Here are some examples of some luxury brands which are using social media platforms to build exclusivity in their communication:
Louis Vuitton makes sure that its follower base on social media feels valued by giving them exclusive sneak peeks at their new products launches and also by hosting giveaway events on these channels.
The brand also invited fans to follow an Instagram takeover by Nicolas Ghuesquiere, their creative director.
— Louis Vuitton (@LouisVuitton) March 6, 2015
Perhaps one of the best examples of building exclusivity for customers comes from the iconic automobile brand, Mercedes Benz. The brand created a closed social network for Gen Y’ers- GenerationBenz.com, an invite-only forum where these young customers could give feedback on the vehicles.
A few years ago, the brand also created a campaign for the launch of Mercedes-Benz CLA, where they picked 5 of Instagram’s best photographers, each got to drive the vehicle for five days and post images. Whoever managed to get the most likes during these five days won a 3-year lease on the car.
Creating an awe-inspiring experience for customers
One of the most enticing factors of luxury shopping is the overall experience.

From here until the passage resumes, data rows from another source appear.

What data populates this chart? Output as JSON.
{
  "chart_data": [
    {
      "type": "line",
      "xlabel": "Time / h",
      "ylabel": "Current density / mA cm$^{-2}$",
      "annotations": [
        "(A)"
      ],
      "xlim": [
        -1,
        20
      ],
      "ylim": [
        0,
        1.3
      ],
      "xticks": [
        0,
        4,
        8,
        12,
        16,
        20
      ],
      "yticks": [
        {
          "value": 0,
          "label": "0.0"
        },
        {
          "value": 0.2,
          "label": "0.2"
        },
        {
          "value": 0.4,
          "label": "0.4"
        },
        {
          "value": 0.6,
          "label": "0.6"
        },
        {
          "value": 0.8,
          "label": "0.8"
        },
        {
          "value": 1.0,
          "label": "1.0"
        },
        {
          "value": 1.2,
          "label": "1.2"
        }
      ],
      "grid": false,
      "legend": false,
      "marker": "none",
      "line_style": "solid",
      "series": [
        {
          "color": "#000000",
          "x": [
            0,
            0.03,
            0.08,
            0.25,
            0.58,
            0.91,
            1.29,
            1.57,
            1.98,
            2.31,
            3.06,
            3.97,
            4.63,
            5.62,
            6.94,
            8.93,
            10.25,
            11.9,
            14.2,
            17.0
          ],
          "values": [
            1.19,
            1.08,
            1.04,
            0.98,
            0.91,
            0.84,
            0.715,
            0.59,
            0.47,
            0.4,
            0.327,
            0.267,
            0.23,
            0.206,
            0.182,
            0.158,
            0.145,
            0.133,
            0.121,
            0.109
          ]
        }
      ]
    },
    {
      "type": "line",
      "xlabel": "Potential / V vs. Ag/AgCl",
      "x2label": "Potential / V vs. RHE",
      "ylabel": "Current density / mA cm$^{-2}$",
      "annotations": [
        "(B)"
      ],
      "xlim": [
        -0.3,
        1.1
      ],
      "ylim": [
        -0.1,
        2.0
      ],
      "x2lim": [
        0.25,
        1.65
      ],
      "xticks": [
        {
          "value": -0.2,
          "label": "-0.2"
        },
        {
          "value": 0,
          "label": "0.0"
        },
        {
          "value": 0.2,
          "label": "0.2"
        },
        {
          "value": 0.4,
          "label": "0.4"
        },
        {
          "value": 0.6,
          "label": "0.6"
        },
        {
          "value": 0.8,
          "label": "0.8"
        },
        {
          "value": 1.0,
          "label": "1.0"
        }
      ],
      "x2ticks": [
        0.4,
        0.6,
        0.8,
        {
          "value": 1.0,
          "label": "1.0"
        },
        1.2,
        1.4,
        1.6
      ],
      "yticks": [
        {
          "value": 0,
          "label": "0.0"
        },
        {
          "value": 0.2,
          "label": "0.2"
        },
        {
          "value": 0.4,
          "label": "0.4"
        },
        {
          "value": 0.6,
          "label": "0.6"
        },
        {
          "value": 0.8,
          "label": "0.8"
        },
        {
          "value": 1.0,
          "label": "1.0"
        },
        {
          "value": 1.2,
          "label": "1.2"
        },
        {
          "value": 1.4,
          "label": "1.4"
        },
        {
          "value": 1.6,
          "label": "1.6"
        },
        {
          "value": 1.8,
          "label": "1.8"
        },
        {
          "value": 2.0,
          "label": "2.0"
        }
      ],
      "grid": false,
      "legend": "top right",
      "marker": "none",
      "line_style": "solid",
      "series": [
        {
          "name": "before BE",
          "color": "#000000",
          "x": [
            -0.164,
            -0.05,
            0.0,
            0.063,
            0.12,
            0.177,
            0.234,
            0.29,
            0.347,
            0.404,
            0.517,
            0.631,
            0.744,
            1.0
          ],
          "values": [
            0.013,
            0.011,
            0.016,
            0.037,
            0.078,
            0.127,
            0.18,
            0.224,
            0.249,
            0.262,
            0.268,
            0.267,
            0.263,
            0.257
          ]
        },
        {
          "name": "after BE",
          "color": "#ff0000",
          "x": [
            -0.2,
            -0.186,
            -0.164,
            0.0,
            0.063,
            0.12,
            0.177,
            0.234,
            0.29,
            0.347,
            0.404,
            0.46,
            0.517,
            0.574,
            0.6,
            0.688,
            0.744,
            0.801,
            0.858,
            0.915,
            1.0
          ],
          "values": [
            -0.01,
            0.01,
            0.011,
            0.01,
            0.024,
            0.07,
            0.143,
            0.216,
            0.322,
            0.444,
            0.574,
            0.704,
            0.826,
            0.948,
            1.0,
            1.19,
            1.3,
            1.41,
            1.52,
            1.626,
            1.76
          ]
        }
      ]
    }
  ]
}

Therefore, luxury brands create best-in-class ambience in their stores, with impeccable customer service.
When it comes to social media consumers, expect the same level of elegance in the experience they get on these channels.
Here are some examples of how some luxury brands leverage social media to create amazing experiences:
Gucci’s Gift Shop
During the 2017 Holiday Season, Gucci launched its virtual ‘Gucci Gift Shop’. The brand created a captivating experience around the brand world of Gucci.
In collaboration with artist Ignasi Monreal Gucci created a series of images presenting its clothes and fashion accessories in a completely different way, all through an interactive website. The campaign also received massive engagement on its social media channels.
L’Oréal Paris launched its Tumblr page during the Golden Globes Awards with L’Oréal Paris Live Golden Globes Beauty Lab. This live platform on Tumblr rallied models, make-up artists, hair stylists, etc. to recreate the looks adorned by the celebrities on the red carpet.
The campaign saw outstanding results: the Tumblr page with the LOreal Paris Live campaign controlled 80 percent of beauty-related Twitter chatter. The activation generated 21.8 million impressions and 234,000 engagements.
The success of the campaign was due to the amazing experience it created around the much sort after red carpet looks of the celebrities and bringing them to its customers. The Innovative take on the beauty tutorials also propelled the success of the campaign.
Luxury brands have always been known to create communication that is not just unique but also exudes the experience, exclusiveness and aspiration these brands stand for.
When it comes to social media, luxury brands also have the tough task of tapping into the emotional (and at times irrational) brains of the consumers that lead to the purchase decisions in this category.
To achieve this in the digital platform – content, design and the medium all has to come together to create an experience that appeals to the emotions and evoke the senses of the shoppers.